Ich möchte an dieser Stelle zunächst auf den Polizeibereich eingehen, weil er auch von den Kollegen Bachmann und Biallas hier sehr intensiv angesprochen wurde.

Wir haben in den Haushaltsberatungen im letzten Jahr, also vor genau zwölf Monaten, an dieser Stelle schon darüber diskutiert, dass wir auf der einen Seite eine sehr hohe Belastung der Polizei haben, ihre Arbeit auf der anderen Seite, meine sehr verehrten Damen und Herren, aber auch unterstützen wollen. Wir haben es bedauert, dass wir nicht schon im letzten Jahr ein Stellenhebungsprogramm im Bereich der Polizei auf den Weg bringen konnten. Das sage ich hier sehr deutlich.

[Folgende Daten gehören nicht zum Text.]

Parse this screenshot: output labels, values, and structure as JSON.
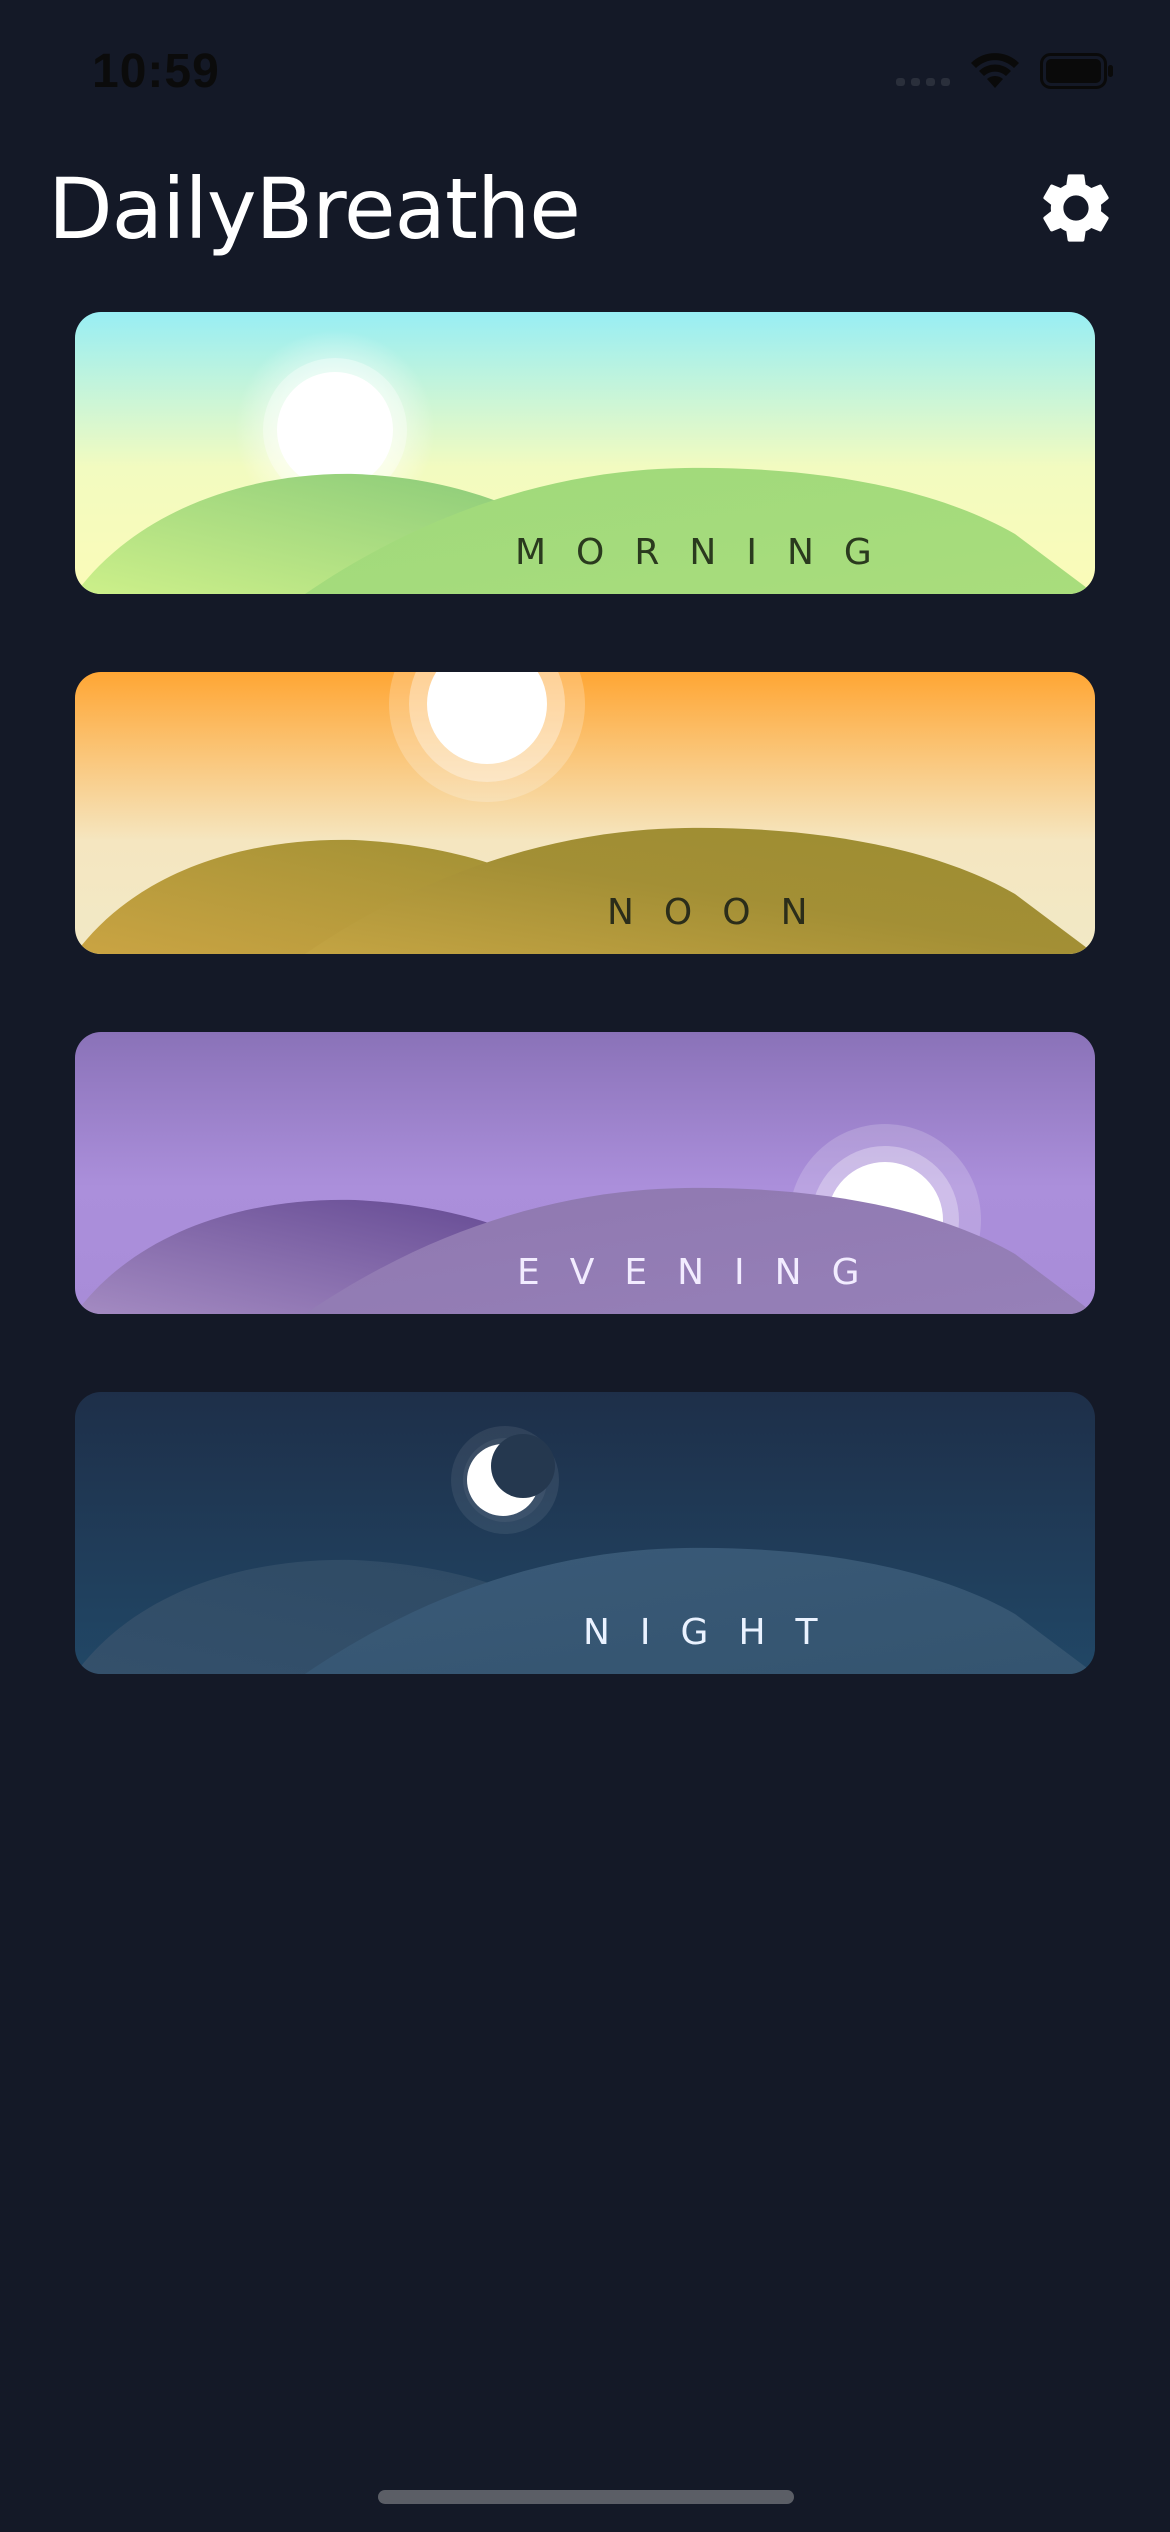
{
  "status_bar": {
    "time": "10:59",
    "icons": [
      "signal-icon",
      "wifi-icon",
      "battery-icon"
    ]
  },
  "header": {
    "title": "DailyBreathe",
    "settings_icon": "gear-icon"
  },
  "cards": [
    {
      "label": "MORNING",
      "label_color": "#2a3a1e",
      "icon": "sun-icon"
    },
    {
      "label": "NOON",
      "label_color": "#2b2d1a",
      "icon": "sun-icon"
    },
    {
      "label": "EVENING",
      "label_color": "#f2ecff",
      "icon": "sun-icon"
    },
    {
      "label": "NIGHT",
      "label_color": "#eaf2ff",
      "icon": "moon-icon"
    }
  ],
  "colors": {
    "background": "#141927",
    "text": "#ffffff"
  }
}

In der Zwischenzeit, im Laufe des letzten Jahres, ist ein A-11-Programm auf den Weg gebracht worden, das die Unterstützung der FDP-Fraktion dieses Hauses zu 100 % hat, weil es einem Grund

satz folgt - das möchte ich hier klar sagen -: Es folgt dem Grundsatz, dass diejenigen, die Verantwortung übernehmen, eine höhere Bezahlung verdient haben. - Diesen Grundsatz sollten wir eigentlich in allen Lebensbereichen beherzigen und unterstützen, sehr verehrte Kolleginnen und Kollegen.